Ülke bir yudum su, bir zeytin tanesi ile kandırıla kandırıla geldi bu hale...


Durmak yok mahvetmeye devam!


Güzel olan her şeye karşı nefret duyuyorlar. Doğaya karşı alerji var. Dünya’da eşi benzeri olmayan Salda Gölü’ne, millet bahçesi yapıyorlar.

Ülkenin tüm güzelliklerini yok etmeye, betona gömmeye, çöle çevirmeye ant içmiş gibiler...

★★★

Şaka maka “millet bahçesi” vaat edip seçim kazandı... Ülke için yapacak başka bir şey kalmadı...

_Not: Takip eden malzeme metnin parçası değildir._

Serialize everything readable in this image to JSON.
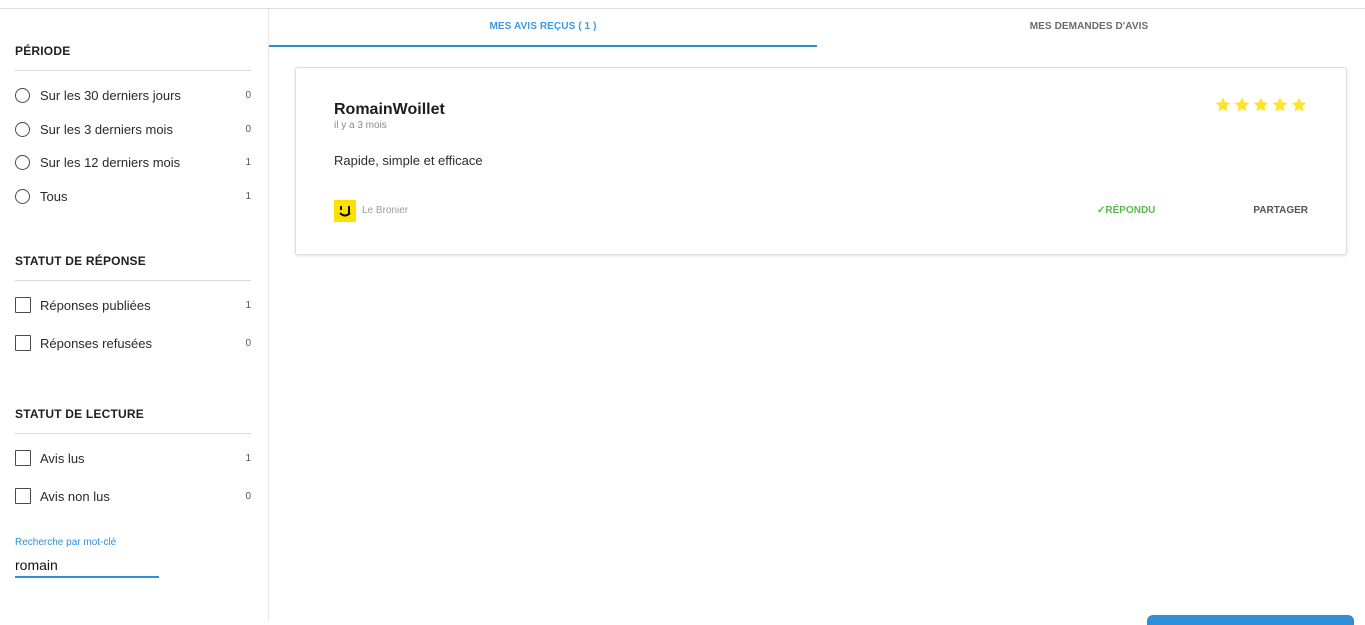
{
  "sidebar": {
    "period": {
      "title": "PÉRIODE",
      "options": [
        {
          "label": "Sur les 30 derniers jours",
          "count": "0"
        },
        {
          "label": "Sur les 3 derniers mois",
          "count": "0"
        },
        {
          "label": "Sur les 12 derniers mois",
          "count": "1"
        },
        {
          "label": "Tous",
          "count": "1"
        }
      ]
    },
    "response_status": {
      "title": "STATUT DE RÉPONSE",
      "options": [
        {
          "label": "Réponses publiées",
          "count": "1"
        },
        {
          "label": "Réponses refusées",
          "count": "0"
        }
      ]
    },
    "read_status": {
      "title": "STATUT DE LECTURE",
      "options": [
        {
          "label": "Avis lus",
          "count": "1"
        },
        {
          "label": "Avis non lus",
          "count": "0"
        }
      ]
    },
    "search": {
      "label": "Recherche par mot-clé",
      "value": "romain"
    }
  },
  "tabs": {
    "received": "MES AVIS REÇUS  ( 1 )",
    "requests": "MES DEMANDES D'AVIS"
  },
  "review": {
    "author": "RomainWoillet",
    "date": "il y a 3 mois",
    "rating": 5,
    "text": "Rapide, simple et efficace",
    "brand": "Le Bronier",
    "status": "✓RÉPONDU",
    "share": "PARTAGER"
  },
  "colors": {
    "accent": "#2f8fd6",
    "star": "#ffe32a",
    "replied": "#5ab84d",
    "brand_logo": "#ffe100"
  },
  "icons": {
    "star": "star-icon",
    "brand": "smiley-logo-icon",
    "radio": "radio-button",
    "checkbox": "checkbox"
  }
}
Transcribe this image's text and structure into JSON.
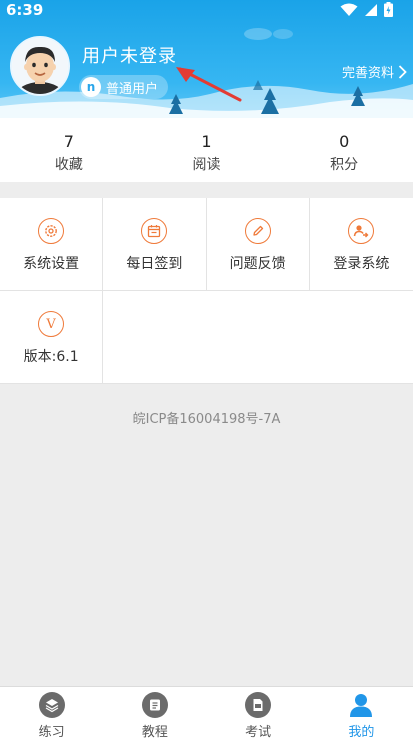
{
  "status_bar": {
    "time": "6:39"
  },
  "profile": {
    "title": "用户未登录",
    "badge_icon_text": "n",
    "badge_label": "普通用户",
    "complete_profile_label": "完善资料"
  },
  "stats": [
    {
      "value": "7",
      "label": "收藏"
    },
    {
      "value": "1",
      "label": "阅读"
    },
    {
      "value": "0",
      "label": "积分"
    }
  ],
  "menu": {
    "row1": [
      {
        "icon": "gear-icon",
        "label": "系统设置"
      },
      {
        "icon": "calendar-icon",
        "label": "每日签到"
      },
      {
        "icon": "pencil-icon",
        "label": "问题反馈"
      },
      {
        "icon": "login-icon",
        "label": "登录系统"
      }
    ],
    "row2": [
      {
        "icon": "version-icon",
        "label": "版本:6.1",
        "icon_text": "V"
      }
    ]
  },
  "footer": {
    "icp": "皖ICP备16004198号-7A"
  },
  "bottom_nav": [
    {
      "icon": "layers-icon",
      "label": "练习"
    },
    {
      "icon": "book-icon",
      "label": "教程"
    },
    {
      "icon": "exam-icon",
      "label": "考试"
    },
    {
      "icon": "user-icon",
      "label": "我的",
      "active": true
    }
  ],
  "colors": {
    "header_blue": "#1aa3e8",
    "accent_orange": "#ef7a3a",
    "active_blue": "#2196e8"
  }
}
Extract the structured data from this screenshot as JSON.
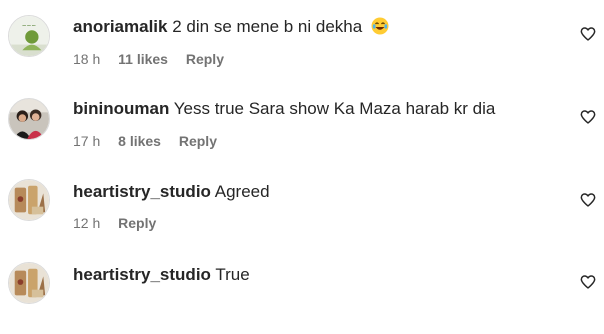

Biraz işsiz kalacaksınız, lakin merak etmeyin. Yeriniz hazır... İşsizim deyip vatan hainliği yapmayın, gidin parklara açık havada oyalanın...

★★★

Erdoğan değil miydi Gezi Parkı protestolarında “3-5 ağaç için gürültü kopartıyorlar” diyen? Betona direnen, ağaçları kestirmemek için direnen milyonlara “çapulcu” yaftasını yapıştırıp, vatan haini ilan eden.

Hatta hazır planları bile göstermişti... Ağaçları kesip Taksime AVM ve Topçu Kışlası yapacaktı. Nitekim İstanbul’da ne kadar deprem toplanma alanı varsa AVM yapılmadı mı?

★★★

Salda sahilinin şöyle güzel yerli ve milli AVM’ye yok mu hakkı?

Hadi o zaman... Alın kararı başlatın inşaatı... Daha sırada geçiş garantili Salda Köprüsü, Salda Havalimanı ve Salda TOKİ konutları... Durmak yok mahvedin Salda’yı!